Call handling
What to do if unknown numbers keep calling
8-minute read · Updated 2026-05-30
You're getting calls from numbers you don't recognize. Some are real, most aren't, and they won't stop. Here's a practical decision tree for handling them — without missing the calls that actually matter.
First, understand why blocking individual numbers doesn't work
Modern robocallers use caller-ID spoofing — they pick a fake number for each call, often one that looks local (your area code, sometimes your exact prefix). They cycle through thousands of fake numbers per day per campaign. Blocking one number stops exactly one call before they spoof a new one.
This is the core problem: the call data your phone shows you isn't reliable, and the bad actors have effectively unlimited supply of fake numbers.
The decision tree
Is the number in your contacts?
Answer if you want. Spoofing of friends-and-family numbers is rare for consumer scams (it happens in targeted fraud but not in mass robocalls).
Is it a local number you don't recognize?
Probably spoofed. “Neighbor spoofing” — picking a number that matches your area code and prefix — is the most common robocaller tactic. Let it go to voicemail. If it's real, they'll leave one. Robocallers rarely do.
Is it a toll-free number (800, 833, 844, 855, 866, 877, 888)?
Be skeptical. Toll-free is heavily used by both legitimate businesses and scam operations. If it's your bank or a service you use, they probably contact you via app or email too — check there first. Look the number up here before calling back.
Is the caller asking for personal info, payment, or urgent action?
Hang up. Real institutions never demand immediate payment over the phone, never accept gift cards, and never threaten arrest. See our scam-call examples guide for the specific scripts.
Is the caller someone you legitimately need to hear from (new doctor, contractor, recruiter)?
This is the hard case. You can't pre-add them to contacts. They'll likely call from a number you don't recognize. The two real options are: (a) check voicemail religiously, or (b) use a call-screening tool that engages every unknown caller and routes through the ones who give a legitimate reason.
What if they keep calling and never leave a message?

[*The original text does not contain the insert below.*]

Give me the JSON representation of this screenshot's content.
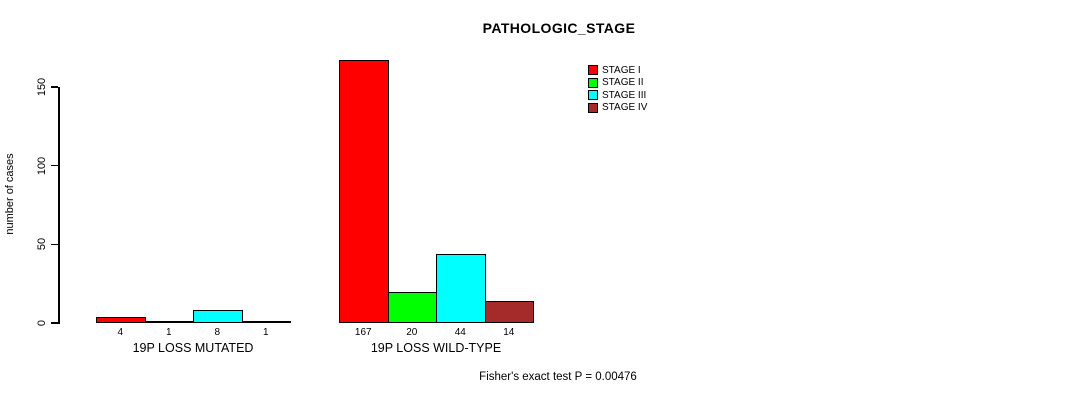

That's almost certainly a robocaller. Three things to do:
- 1. Don't pick up. Don't press any keys if you do. Both confirm your number is live and put you on more lists.
- 2. Report the number to donotcall.gov and here. Reports feed downstream filters.
- 3. Add an active screening layer (see below). Blocking and labeling only do so much when the caller-ID is faked.
The honest answer about “making it stop”
You can't make unwanted calls not happen — that would require the FCC and telecom carriers to solve a problem they've been working on for years and still haven't cracked. What you can do is make them not reach you. That's what screening does: the calls still happen, but someone (or something) else handles them, and you only hear about the ones that matter.